Bugzilla – Bug 4712
TCK ParallelExecutionTests Issues
Last modified: 2013-09-06 19:19:42 UTC
1. testInvokeJobWithOnePartitionedStep, testStopRunningPartitionedStep, testStopRestartRunningPartitionedStep - How does this test that anything other than a successful run happened (does not validate that any partitioning or parallel execution of any kind actually occured)?
2. testStopRestartRunningPartitionedStep - Doesn't validate that the state of the job is maintained between runs.
3. testInvokeJobSimpleSplit - job_split_batchlet_4steps has an invalid next element in it so the job shouldn't even start. This test does not validate that anything is executed in parallel.
4. testPartitionedCollectorAnalyzerReducerChunkRestartItemCount10 - Does not validate that any parallization occurs. Does not validate what partitions failed vs didnt. Also does not validate that the job failed for the expected reason.

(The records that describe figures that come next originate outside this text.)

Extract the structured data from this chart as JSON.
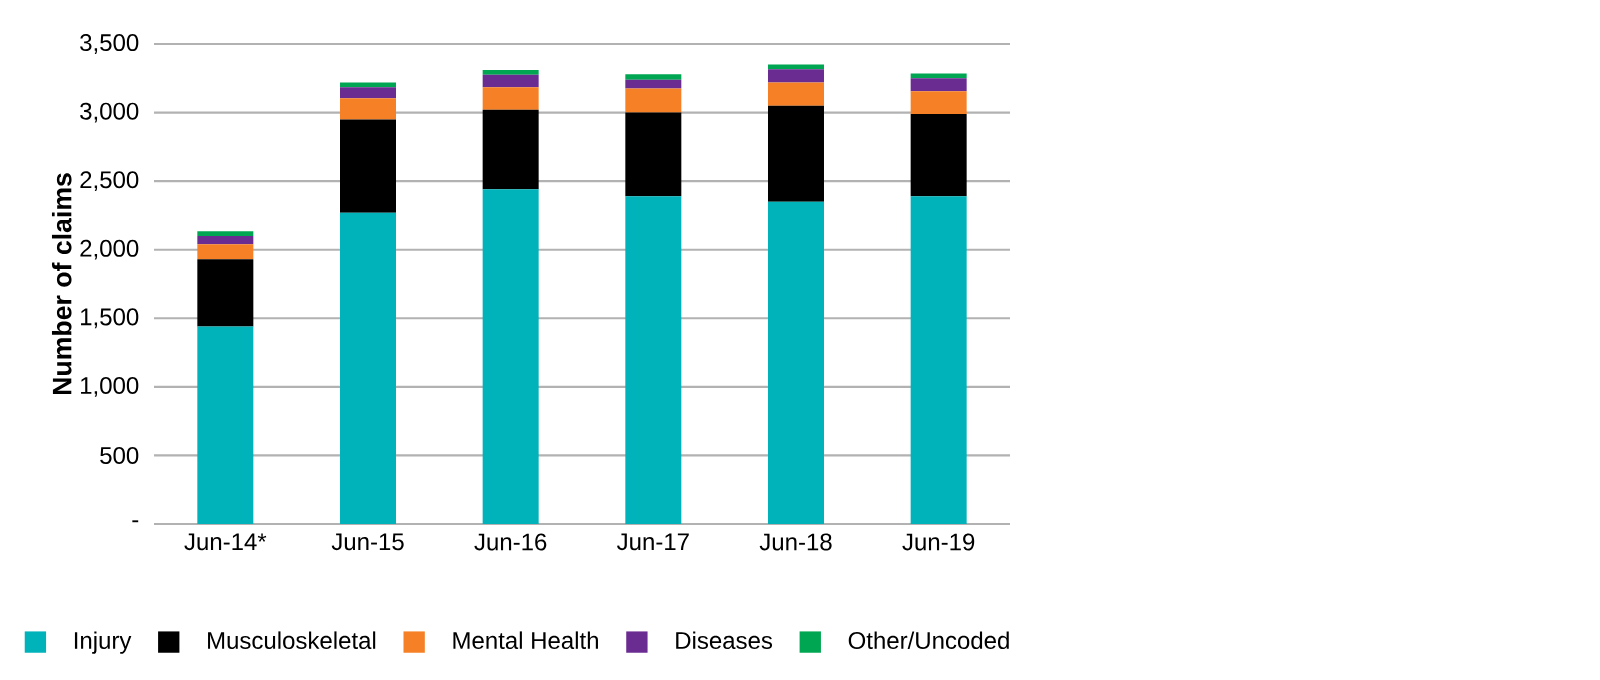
{
  "chart_data": {
    "type": "bar",
    "stacked": true,
    "ylabel": "Number of claims",
    "categories": [
      "Jun-14*",
      "Jun-15",
      "Jun-16",
      "Jun-17",
      "Jun-18",
      "Jun-19"
    ],
    "series": [
      {
        "name": "Injury",
        "color": "#00b2b9",
        "values": [
          1440,
          2270,
          2440,
          2390,
          2350,
          2390
        ]
      },
      {
        "name": "Musculoskeletal",
        "color": "#000000",
        "values": [
          490,
          680,
          580,
          610,
          700,
          600
        ]
      },
      {
        "name": "Mental Health",
        "color": "#f58025",
        "values": [
          110,
          155,
          165,
          175,
          170,
          165
        ]
      },
      {
        "name": "Diseases",
        "color": "#6a2c91",
        "values": [
          60,
          80,
          90,
          65,
          95,
          95
        ]
      },
      {
        "name": "Other/Uncoded",
        "color": "#00a651",
        "values": [
          35,
          35,
          35,
          40,
          35,
          35
        ]
      }
    ],
    "ylim": [
      0,
      3500
    ],
    "yticks": [
      {
        "value": 0,
        "label": "-"
      },
      500,
      {
        "value": 1000,
        "label": "1,000"
      },
      {
        "value": 1500,
        "label": "1,500"
      },
      {
        "value": 2000,
        "label": "2,000"
      },
      {
        "value": 2500,
        "label": "2,500"
      },
      {
        "value": 3000,
        "label": "3,000"
      },
      {
        "value": 3500,
        "label": "3,500"
      }
    ],
    "grid": "y",
    "legend": "bottom"
  }
}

I realize this is not exactly a timely response. Still, since you took the trouble to post I wanted to complete with a review.
There are no spec issues, just arguments that the tests could have been more thorough.
The first point I'll address is the thought we should have tested that parallel execution really occurs (I assume you mean, e.g., look for interleaved timestamps).
Maybe we didn't publicize this enough but we decided to stick to the letter of the spec, which doesn't prevent an implementation from using a single thread serially to execute each of a step's partitions.
(Though as we just discussed yesterday, coincidentally, we do assume you have at least two threads in that the job executes on a different thread than the JobOperator client).
Replying to the rest of your points:
1. Agree these tests are performing very minimal checks. Maybe stop is a bit interesting in that, assuming the impl is partitioning, we're forcing you to confirm that you view the overall job is stopped. But even for this one, and for the others, there's no checking that we are indeed running partitions.
2. Not sure what you meant by "state of the job" not being maintained. I'll make the observation that it would have been much better to test that the persistent data was maintained across the restart. This is non-trivial since each partition is supposed to get its own copy of the persistent user data. Too bad we didn't include that here, as I don't see it in the later tests either.
Another miss: we probably should have forced the issue in confirming that setting the exit status on a partition thread has no bearing on the job's exit status. The JobContext is just a thread local copy. You noticed this behavior in splits and were a bit surprised by it, so it's clearly non-trivial and would have been nice to cover. (I don't see us covering this elsewhere).
3. The invalid @next has been removed
4. I see your point that the test could indeed pass if any two partitions were to resume and then execute a single chunk (really only partitions #1 and #2 should restart but never partition #0).
Still, this let us test more easily and I'd guess most implementations that pass will have indeed implemented this correctly, though it would have been even better to verify as you mentioned.